Friday, June 3, 2011

Subject Matter Expert (SME)

My husband and I attended a funeral last month.   Funerals can be, as this one was for us, a time for quiet reflection and an assessment of our time here on earth so far.  If your relationship with your significant other is perhaps languishing, I highly recommend a good funeral.  This is an opportunity for thought-provoking and philosophical discussion, appreciation for one another, etc.  Thinking about death got us into a lively and riveting debate about faith.  Many physicians we know in my husband's profession are atheists.  As a "renaissance" woman myself, and fairly well studied in areas such as astrophysics and engineering, I still find our universe an amazing place that does not preclude the existence of God. Our four year old has been asking a lot of questions about death and what happens to people, so I have been in the hot seat on the subject.  Parents are suppose to have all the answers, right?  I take this parental role to heart and strive to dole out wisdom worthy of the finest fortune cookies.  This is a tall order (probably more for some than others).  I grew up with a mother who amused herself to no-end by educating me with tall tales and made-up words, and you can imagine my distress when I came home from school at the tender age of 5 after having been ridiculed relentlessly and discovering that no one on God's green earth refers to our tushes as "tooleys" or our excrement as "dupers".   Nor had there ever really existed a little girl named Suzanne who had her head lopped off by a utility pole while leaning out a school bus window.
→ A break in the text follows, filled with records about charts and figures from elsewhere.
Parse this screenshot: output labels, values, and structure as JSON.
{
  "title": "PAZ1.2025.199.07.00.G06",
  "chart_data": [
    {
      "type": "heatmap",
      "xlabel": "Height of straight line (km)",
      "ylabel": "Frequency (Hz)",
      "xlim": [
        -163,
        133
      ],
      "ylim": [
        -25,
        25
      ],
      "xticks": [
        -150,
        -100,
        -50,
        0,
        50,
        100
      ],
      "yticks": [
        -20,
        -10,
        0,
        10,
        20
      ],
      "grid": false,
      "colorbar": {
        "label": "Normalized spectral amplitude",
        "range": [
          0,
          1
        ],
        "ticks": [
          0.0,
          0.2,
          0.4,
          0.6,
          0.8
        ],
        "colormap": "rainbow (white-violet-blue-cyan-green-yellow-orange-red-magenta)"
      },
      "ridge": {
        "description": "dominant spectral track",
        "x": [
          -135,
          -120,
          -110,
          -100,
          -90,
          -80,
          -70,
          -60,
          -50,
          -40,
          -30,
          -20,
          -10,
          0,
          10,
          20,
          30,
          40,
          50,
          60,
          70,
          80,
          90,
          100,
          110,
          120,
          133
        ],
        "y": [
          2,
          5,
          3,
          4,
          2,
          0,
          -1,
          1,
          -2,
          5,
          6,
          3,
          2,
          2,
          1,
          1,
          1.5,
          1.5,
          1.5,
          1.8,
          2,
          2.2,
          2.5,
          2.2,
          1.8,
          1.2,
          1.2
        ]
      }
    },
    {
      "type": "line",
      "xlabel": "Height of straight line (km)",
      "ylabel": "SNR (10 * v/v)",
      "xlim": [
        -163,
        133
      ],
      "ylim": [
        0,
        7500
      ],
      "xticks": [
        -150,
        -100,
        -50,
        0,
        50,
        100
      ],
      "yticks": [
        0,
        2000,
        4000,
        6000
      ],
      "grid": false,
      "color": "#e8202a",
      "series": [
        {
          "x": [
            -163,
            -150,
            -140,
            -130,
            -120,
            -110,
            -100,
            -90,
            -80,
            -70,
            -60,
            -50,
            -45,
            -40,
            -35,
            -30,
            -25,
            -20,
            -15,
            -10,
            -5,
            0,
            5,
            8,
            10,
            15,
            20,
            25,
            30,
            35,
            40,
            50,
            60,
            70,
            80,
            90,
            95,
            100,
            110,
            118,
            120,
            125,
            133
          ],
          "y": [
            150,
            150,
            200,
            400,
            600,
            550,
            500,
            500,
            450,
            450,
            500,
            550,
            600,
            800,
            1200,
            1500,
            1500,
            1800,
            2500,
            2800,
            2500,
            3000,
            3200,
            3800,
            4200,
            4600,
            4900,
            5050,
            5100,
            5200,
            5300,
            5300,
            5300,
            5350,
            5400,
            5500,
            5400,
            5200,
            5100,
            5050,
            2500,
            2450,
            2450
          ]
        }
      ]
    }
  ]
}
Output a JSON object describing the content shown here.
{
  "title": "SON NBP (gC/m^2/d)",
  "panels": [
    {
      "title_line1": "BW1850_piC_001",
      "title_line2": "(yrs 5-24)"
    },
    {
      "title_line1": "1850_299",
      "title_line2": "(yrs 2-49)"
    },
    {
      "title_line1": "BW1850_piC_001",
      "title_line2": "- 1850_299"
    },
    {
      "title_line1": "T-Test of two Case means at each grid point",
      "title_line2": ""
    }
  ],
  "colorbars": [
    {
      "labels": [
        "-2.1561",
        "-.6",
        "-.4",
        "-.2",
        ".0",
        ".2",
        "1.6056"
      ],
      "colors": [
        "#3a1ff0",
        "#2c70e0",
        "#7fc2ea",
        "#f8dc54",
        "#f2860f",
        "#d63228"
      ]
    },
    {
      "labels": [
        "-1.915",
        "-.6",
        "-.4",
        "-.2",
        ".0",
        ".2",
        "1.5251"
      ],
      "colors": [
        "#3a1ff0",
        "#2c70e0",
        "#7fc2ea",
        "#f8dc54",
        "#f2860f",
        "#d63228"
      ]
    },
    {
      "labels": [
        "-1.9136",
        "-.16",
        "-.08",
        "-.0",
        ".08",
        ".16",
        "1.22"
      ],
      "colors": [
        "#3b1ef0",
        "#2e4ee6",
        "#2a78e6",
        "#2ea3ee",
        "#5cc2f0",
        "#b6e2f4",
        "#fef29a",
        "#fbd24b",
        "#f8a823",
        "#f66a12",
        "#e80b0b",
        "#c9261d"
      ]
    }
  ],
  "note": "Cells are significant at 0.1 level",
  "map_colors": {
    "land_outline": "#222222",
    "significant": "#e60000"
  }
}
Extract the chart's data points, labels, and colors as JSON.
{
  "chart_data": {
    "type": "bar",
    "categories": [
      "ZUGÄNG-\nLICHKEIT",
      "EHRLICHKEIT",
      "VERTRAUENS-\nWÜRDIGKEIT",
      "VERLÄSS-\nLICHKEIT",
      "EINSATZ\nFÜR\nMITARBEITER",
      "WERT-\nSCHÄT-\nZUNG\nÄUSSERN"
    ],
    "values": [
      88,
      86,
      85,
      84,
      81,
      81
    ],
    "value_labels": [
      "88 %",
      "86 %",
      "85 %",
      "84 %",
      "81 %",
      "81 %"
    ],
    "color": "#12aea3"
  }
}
The rich array of completely fabricated stories that made up a good portion of my home education as a primary schooler would fill an encyclopedia and it was pure, unadulterated fiction. 
Fast forward to present day.  Being my mother's child, I have a strong predilection to occasionally tell a tall tale for my own personal amusement and satisfaction, yet I've learned to refrain. The real challenge has been my own high bar to come off as Albus Dumbledore in my own home.  I am no Subject Matter Expert (SME as the military lingo goes) in life and death.  The funeral had me wondering about silly things, like if we have souls that make up the essence of what we are, I suspect they do not exist in the realm of physics as particles we would recognize.  Why wouldn't people who lost hundreds of pounds on a diet be in jeopardy of losing part of their soul?  And if we ever invent transporters like in Star Trek, where would your soul go? The transporter can reassemble every atom of you, but how could it recognize your soul if it is not made of atoms as we know it?  A skeptic would scoff and reply that there is no such thing as a soul, but I am certain this is untrue. I believe the essence of who we are is more than our brain, our heart, and our miscellaneous body parts.
Well, our time here is limited and that is a fact. Comradery, friendship, service to others, these are all ways to experience quality personal growth in the here and now, and perhaps investing in your role in eternity.  What a bargain deal! And just maybe, when you reach out to others, you are enriching your own role as "SME" in your own home for where love grows best, in our souls.